Es kam, wie es vielleicht kommen musste: Die Theorie kapitalistischer Regulation, von Aglietta am "Experiment USA" entwickelt, war als Theorie einer Formation entstanden, die schon zum Zeitpunkt ihrer Theoretisierung dem Untergang geweiht war. Die Eulen der Minerva setzten auch für die Theorie der Regulation erst spät zu ihrem Flug an. Die Theorie der Regulation schien weniger als ein Konzept zur Erforschung kapitalistischer Umwälzungen und Restrukturierungsprozesse zu taugen, als zu einer Theorie eines kapitalistischen "Wachstumsmodells" (Robert Boyer) oder einer "Prosperitätskonstellation" (Burkhard Lutz) zu werden. In Frankreich folgte eine Phase formaler Bilanzierungen oder sogar (eingeschränkter) Abgesänge.

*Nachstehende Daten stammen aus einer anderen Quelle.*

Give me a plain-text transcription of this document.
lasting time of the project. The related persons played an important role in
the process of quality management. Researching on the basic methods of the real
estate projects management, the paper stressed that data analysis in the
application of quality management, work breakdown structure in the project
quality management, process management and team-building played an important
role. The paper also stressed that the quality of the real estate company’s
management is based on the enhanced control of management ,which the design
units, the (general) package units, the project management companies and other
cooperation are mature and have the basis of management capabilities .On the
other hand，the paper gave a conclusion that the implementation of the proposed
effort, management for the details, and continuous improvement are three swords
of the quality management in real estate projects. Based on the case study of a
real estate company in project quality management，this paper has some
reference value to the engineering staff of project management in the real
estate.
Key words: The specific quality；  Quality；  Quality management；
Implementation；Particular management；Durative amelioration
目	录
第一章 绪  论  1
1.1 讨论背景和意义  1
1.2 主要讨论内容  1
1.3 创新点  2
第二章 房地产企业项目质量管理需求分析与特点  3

In der deutschen Rezeption rückten nicht mehr die Verdienste, sondern die Lücken der Regulationstheorie in den Vordergrund, die man glaubte, mit anderen Theorieversatzstücken füllen zu können. Dies bildete den Hintergrund, auf dem ich mich zu der Formulierung hinreißen ließ, "wie viele Lücken eigentlich eine Theorie aufweisen (kann), um nicht als ‚Grundgerüst‘ einer kritischen Gesellschaftstheorie zusammen zu purzeln? Der immer ausgefuchster werdende Methoden- Eklektizismus jedenfalls" - so meine Befürchtung - "erledigt einen strukturierten Gesellschaftsbegriff en passant gleich mit und lässt eine kritische Gesellschaftstheorie .

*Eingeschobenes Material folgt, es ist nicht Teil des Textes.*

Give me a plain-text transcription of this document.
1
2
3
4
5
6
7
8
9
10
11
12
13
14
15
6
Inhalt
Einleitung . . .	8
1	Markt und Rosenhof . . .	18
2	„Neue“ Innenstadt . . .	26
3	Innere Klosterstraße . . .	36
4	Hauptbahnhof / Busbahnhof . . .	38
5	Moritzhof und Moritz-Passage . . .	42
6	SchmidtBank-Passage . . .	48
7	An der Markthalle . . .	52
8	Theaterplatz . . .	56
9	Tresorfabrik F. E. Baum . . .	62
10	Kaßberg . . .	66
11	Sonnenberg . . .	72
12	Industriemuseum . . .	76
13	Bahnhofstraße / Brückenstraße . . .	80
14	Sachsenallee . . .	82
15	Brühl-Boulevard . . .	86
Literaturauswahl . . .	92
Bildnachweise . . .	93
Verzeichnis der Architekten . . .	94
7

. weit hinter sich" (Röttger 2001). Schon früher hatte ich vermutete, dass die Malaise vor allem damit zusammen hing, dass die Analysen dahin tendierten, die "fordistische Bedingungskonstellation .
. zum Maßstab der Geschichte" zu machen, "an dem die Widersprüche des neoliberalen Kapitalismus und die politischen und sozialen Formen ihrer Bearbeitung vermessen wurden" (Röttger 1997: 101).
Erst die Neuauflage von Michel Agliettas die Theorie der Regulation grundlegenden Buches 1997 in Frankreich, für die Aglietta ein neues Nachwort schrieb (dt.: Aglietta 2000) schien das Blatt erneut zu wenden und meine pessimistischen Verdüsterung zu entkräften.
Allerdings erhielt die Theorie der Regulation hier eine grundlegende Wendung.
Nicht mehr die "rationalistische Endzeiterwartung", von der Alain Lipietz selbstkritisch einst die regulationstheoretische Vorstellung von der Notwendigkeit des Übergangs zum Sozialismus bezeichnete, sondern das "Einrichten in den Verhältnissen" dominierte von nun an die Debatte. Die neue Epoche des Kapitalismus bedeutet für Aglietta (2000: 107), "eine Konzeption des sozialen Fortschritts (gleich: Regulation, B.R.) zu erarbeiten, die mit dem Regime des Vermögensbesitzes zusammenpasst, vor allem aber mit der Globalisierung und der Ausrichtung des technischen Fortschritts auf die Dienstleistungen".
Diese Neukonzeption erscheint als Ausdruck einer regulationstheoretischen Kultur der "neuen Bescheidenheit" (Dräger 2001). Aglietta möchte den Weltkapitalismus und seine sozialen Polarisierungstendenzen sozial regulieren und den Kapitalismus so (erneut) "auf sozialen Fortschritt" programmieren.
Boyer (2000) dagegen zieht es vor, weiterhin eine (keynesianisch motivierte) Kritik einer Politik hoher Profitraten zu formulieren, um die Krisentendenzen des "Akkumulationsregimes des Vermögensbesitzer" aufzudecken.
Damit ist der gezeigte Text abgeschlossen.